His demands also include setting up “serious” training programs for the people who should be employed by the company, such as those living in nearby public housing developments.
“The worst thing about what’s happened in the last 10 to 15 years is the divide,” he said, “the segregation between the wealthy part of Long Island City and the less economically advantaged.”
Brooks noted that New York City has always prided itself on keeping out big box stores like Walmart because they “destroy mom-and-pop businesses.”
“Isn’t Amazon the ultimate big box? It just eats everything else,” he said. “In terms of a model for the future of a vibrant city, it’s not what we want.”
While critical of the corporation and opposed to the current deal, Brooks said he would “never say no” to Amazon coming to western Queens.

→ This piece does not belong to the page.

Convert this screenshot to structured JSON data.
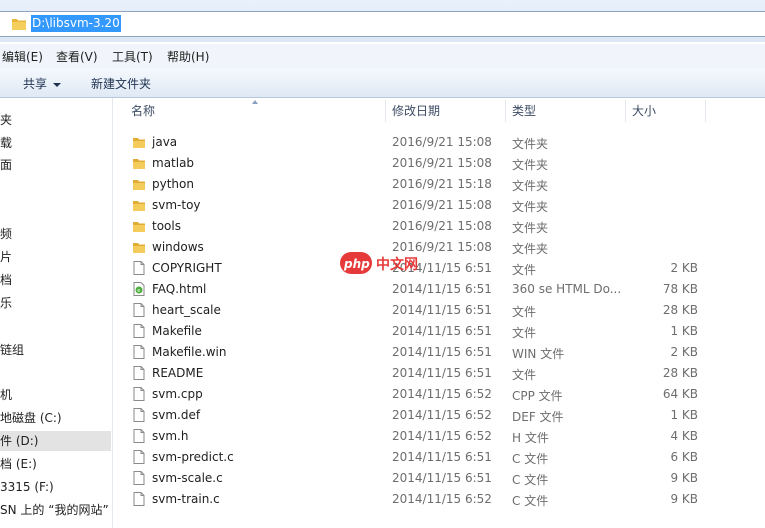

However, he remains skeptical.
“They have not proven themselves particularly good citizens,” he said.
Astoria resident Dannelly Rodriguez, meanwhile, is “categorically” opposed to Amazon’s presence in New York City. The CUNY Law School student said the company operates “against working-class interests,” and would fundamentally change the city if they create H2Q.
“If we allow Amazon to come here, we won’t recognize New York City in 20 years,” he said. “I’m afraid that I’m not going to be able to walk down the block and see my friends. They’re going to have to move somewhere else.
“It’s unfair to incentivize Jeff Bezos to come here with $3 billion,” Rodriguez added, “and ignore our infrastructure, ignore our quality of living issues.”
Axt said the anti-Amazon groups will continue to look at all options to stop them from expanding, including litigation, legislation and more street protests. Opponents are already talking to neighbors and explaining how HQ2 may affect them, she said.
There will also be continued pressure on both Governor Andrew Cuomo and Mayor Bill de Blasio. Axt added that local elected officials, including State Senator Michael Gianaris and Councilman Jimmy Van Bramer, have taken real stances against the deal.
“I don’t think they’re doing that for posturing,” she said. “I think they intend to fight this until the end.”